Pada keempatan itu Mbah Nun juga membahas tentang syahadat dan iman. Mbah Nun bertanya penting mana antara syahadat dan iman.. Lalu beliau menguraikan, syahadat itu menyaksikan keagungan dan kasih sayang Allah, dan harus kita laksanakan sesering mungkin. Syahadat menghasilka iman. Mbah Nun juga menjelaskan tentang shalawat dan sholat. Dua kata ini berasal dari akar kata yang sama. Allah juga melakukan shalawat kepada kanjeng Nabi. Namun cara shakawat Allah atau shalat Allah kepada Kanjeng Nabi berbeda dengan shalawat kita kepada beliau. Analoginya bisa digeser kepada anak dan orang tua, anak menyanyangi orang tua, sebaliknya orangtua menyayangi anak tetapi cara mengkespresikannya berbeda satu sama lain. Allah juga syukur kepada manusia, lalu alasannya apa atau logikanya bagaimana Allah sykur atas makhluk-Nya? Tidak ada alasannya selain hanya karena sopan santun. 
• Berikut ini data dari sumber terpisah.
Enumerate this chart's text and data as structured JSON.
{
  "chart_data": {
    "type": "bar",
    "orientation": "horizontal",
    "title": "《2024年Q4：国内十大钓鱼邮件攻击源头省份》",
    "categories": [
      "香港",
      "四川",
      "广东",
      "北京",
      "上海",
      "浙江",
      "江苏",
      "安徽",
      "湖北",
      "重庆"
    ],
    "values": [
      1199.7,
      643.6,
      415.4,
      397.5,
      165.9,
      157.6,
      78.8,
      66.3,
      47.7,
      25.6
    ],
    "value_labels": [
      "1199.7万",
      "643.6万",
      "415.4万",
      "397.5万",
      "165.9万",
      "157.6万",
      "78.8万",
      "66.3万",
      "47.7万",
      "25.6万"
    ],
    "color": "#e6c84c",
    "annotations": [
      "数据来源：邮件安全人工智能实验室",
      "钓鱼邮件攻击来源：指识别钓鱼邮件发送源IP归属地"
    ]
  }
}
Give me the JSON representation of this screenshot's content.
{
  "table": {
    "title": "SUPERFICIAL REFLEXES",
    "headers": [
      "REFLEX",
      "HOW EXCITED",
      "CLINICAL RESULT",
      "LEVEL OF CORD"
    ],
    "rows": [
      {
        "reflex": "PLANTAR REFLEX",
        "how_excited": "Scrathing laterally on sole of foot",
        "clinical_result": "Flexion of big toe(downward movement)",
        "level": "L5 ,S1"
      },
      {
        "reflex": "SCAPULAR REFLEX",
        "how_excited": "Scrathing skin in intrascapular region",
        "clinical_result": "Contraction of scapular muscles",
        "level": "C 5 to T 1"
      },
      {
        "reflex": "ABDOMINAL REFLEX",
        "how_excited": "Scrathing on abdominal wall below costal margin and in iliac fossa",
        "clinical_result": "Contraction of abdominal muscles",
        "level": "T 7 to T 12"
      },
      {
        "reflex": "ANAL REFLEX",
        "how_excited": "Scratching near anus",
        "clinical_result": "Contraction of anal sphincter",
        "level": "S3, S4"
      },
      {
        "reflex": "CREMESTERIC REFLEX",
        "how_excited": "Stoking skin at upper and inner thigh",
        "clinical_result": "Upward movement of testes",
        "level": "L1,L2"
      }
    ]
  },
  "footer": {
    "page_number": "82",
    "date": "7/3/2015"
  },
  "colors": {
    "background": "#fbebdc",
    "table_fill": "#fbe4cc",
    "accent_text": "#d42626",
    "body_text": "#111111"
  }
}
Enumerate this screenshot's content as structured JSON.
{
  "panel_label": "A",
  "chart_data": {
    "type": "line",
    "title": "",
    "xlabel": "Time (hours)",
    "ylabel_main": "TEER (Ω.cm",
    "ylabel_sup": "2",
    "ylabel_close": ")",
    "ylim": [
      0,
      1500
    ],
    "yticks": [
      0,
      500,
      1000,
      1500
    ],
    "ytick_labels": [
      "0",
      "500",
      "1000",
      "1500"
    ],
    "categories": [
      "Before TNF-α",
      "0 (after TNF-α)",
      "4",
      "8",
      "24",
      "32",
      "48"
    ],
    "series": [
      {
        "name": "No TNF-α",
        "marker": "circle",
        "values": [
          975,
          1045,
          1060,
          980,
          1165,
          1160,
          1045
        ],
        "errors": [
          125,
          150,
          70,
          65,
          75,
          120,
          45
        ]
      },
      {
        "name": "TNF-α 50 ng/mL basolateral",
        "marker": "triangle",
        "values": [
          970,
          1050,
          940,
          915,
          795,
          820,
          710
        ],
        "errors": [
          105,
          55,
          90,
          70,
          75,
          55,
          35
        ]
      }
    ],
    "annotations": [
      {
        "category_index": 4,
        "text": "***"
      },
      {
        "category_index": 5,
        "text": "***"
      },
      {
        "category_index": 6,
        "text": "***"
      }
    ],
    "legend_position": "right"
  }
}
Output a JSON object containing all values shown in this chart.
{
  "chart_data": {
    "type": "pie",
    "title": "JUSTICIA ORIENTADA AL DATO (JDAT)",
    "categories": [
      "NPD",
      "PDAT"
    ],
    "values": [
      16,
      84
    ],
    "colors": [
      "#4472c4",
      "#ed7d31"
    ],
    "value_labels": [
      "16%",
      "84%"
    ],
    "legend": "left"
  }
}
Bagi Indonesia Maiyah ini adalah semacam suspensi agar Indonesia ini berjalan enak di atas jalan yang bergelombang. Mbah Nun mengajak untuk kuat dan bersabar. Mbah Nun berceerita tentang peristiwa Thaif yang dialami oleh Rasulullah. Ketika itu Nabi berdakwah dan dakwah beliau ditolak. Beliau diusir oleh orang Thaif. Beliau berdoa mengadukan kelemahannya kepada Allah, Nabi menyerahkan urusannya kepada Allah. Pada peristiwa Thaif itu Nabi terlihat kalah tetapi ternyata Nabi tidak kalah, karena setelah peristiwa itu Nabi mendapat kemenangan demi kemenangan. Begitu kiranya juga Maiyah dengan tawashshulannya. 

Maiyah menyiapkan generasi pemimpin masa depan.  Maiyah menyiapkan generasi masa depan. “Engkau yang disakiti hari ini, dikalahkan hari ini pasrahkanlah hidupmu, akuilah kelemahanmu di hadapan Allah.” 

Yang perlu dilakukan sekarang adalah shiddiq, maksudnya adalah sungguh-sungguh. Jika sungguh-sungguh maka nanti akan dipercaya oleh orang banyak, jika dipercaya oleh orang banyak maka memiliki kelayakan untuk melakukan tabligh, baru kemudian fathonah. Jadi, shiddiq amanah, tabligh, dan fathonah adalah modal bagi kita untuk menjadi pemimpin di masa depan. 

Ada sangu lagi yang diberikan oleh Mbah Nun kepada para jamaah. Saat Mbah Nun hendak berdoa, beliau bilang, “Semoga yang belum dikaruniai anak lekas diberi anak.” Ada seorang jamaah perempuan yang mengamini keras sekali. Lalu Mbah Nun bertanya, “Kamu kenapa?

“Belum dikaruniai anak Mbah.”

“Berapa tahun?”

“Enam tahun.”

“Coba lakukan ini. Jika ada bayi datangilah, usaplah. Sayangilah. Ibune sangonono. Raketang sepuluh ewu rong puluh ewu. Nanti setelah tujuh bayi, mudah-mudahan kamu hamil.”

Menjelang pukul 12, acara diakhiri. Mbah Nun dan Pakde-Pakde KiaiKanjeng akan istirahat dan melanjutkan perjalanan berikutnya. Tanggal 26 beliau-beliau akan ke Suluk Maleman, Pati tempat Habib Anis Sholeh Ba’asyin.